Todo lo que se invierte en deporte la sociedad te lo devuelve con creces ya que se mejora la salud de la población, no se hace un uso desmesurado de los servicios sanitarios y se fomenta la integración y el afán de superación (1).

En esta afirmación de Jesús Ángel García Bragado probablemente está la clave de la motivación que encuentra un hombre de 50 años para seguir entrenando cada día y para competir entre los mejores del mundo. Resulta muy complicado buscar un calificativo que realmente pueda definir su 8º puesto en el Campeonato del Mundo de 50 Km marcha, a menos de tres semanas para entrar en la cincuentena. Bragado ha competido en 13 campeonatos del mundo y en 7 Juegos Olímpicos. Su plaza de finalista en el Mundial lo clasifican automáticamente para los que pueden ser sus octavos Juegos Olímpicos. La palabra excepcional adquiere aquí su pleno significado. En la historia del atletismo solamente hay dos precedentes parecidos, ambos en los Juegos Olímpicos. En el maratón de 1936, el canadiense, nacido británico, Percy Wyer (1884-1965) fue 30º a la edad de 52 años y 199 días. Dieciséis años después, en 1952, el estadounidense John Deni (1903-1978) tomó parte en los 50 Km marcha olímpicos con 49 años y 74 días, aunque no llegó a la meta.

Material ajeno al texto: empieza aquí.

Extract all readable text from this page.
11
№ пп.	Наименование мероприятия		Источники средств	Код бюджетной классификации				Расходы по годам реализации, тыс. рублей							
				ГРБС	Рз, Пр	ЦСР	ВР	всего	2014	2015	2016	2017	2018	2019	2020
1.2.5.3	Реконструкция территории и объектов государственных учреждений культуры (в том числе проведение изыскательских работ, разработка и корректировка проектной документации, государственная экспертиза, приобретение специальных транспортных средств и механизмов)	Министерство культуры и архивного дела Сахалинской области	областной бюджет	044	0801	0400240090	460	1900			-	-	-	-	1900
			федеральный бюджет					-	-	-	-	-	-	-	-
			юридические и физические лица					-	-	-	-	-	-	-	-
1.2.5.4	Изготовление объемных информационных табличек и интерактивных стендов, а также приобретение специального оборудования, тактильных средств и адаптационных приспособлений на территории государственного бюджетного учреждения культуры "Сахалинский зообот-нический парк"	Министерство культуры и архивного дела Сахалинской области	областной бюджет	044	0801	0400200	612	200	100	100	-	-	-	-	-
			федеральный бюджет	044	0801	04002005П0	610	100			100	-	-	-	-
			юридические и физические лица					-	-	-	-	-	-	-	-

Jesús Ángel García Bragado, Chuso, nació en Madrid el 17 de octubre de 1969. Su primera competición internacional fue la Universiada de 1991, donde se hizo con la 5ª plaza en los 20 Km marcha. Su relación con la prueba más corta de marcha fue efímera y en 1992, ya en la distancia más larga, ocupó la 10ª plaza en los Juegos Olímpicos, justo detrás de un veterano catalán de 42 años llamado José Marín (1950). La transición a los 50 Km marcha había resultado exitosa. Ese año registró 3h48:24. Al año siguiente se disputaba el Mundial de Stuttgart. Bragado llegó a Alemania con la segunda mejor marca de ese año, 3h48:06. La lista la encabezaba otro español, el catalán de Viladecans Valentí Massana (1970) con 3h46:11. Massana se decidió por los 20 Km marcha del Mundial y ganó el oro. Bragado, ante marchadores mucho más experimentados que él, decidió a partir del segundo kilómetro hacer su carrera. Cuarenta y ocho kilómetros más tarde se presentaba en solitario en el estadio para hacerse con el oro en 3h41:41, su mejor marca, la mejor del mundo ese año.

Con 24 años, una edad muy temprana para un marchador de élite, Bragado conseguía en mayor éxito de su carrera en valor absoluto. Sin embargo, sin duda, lo más meritorio del madrileño, casi inédito en el panorama atlético mundial, ha sido su número imposible de participaciones en grandes campeonatos. Tras la victoria de Stuttgart ha tomado parte en otros 12 Mundiales. Tan solo se perdió el de 2017 por lesión. Se hizo con el subcampeonato en 1997, 2001 y en 2009, con casi 40 años. Además del 8º puesto de ayer, fue 5º en 1991, 6º en 2003, 9º en 2017 y 12º en 2013. Resultó descalificado en 2005, 2007 y 2011 y abandonó en 1999.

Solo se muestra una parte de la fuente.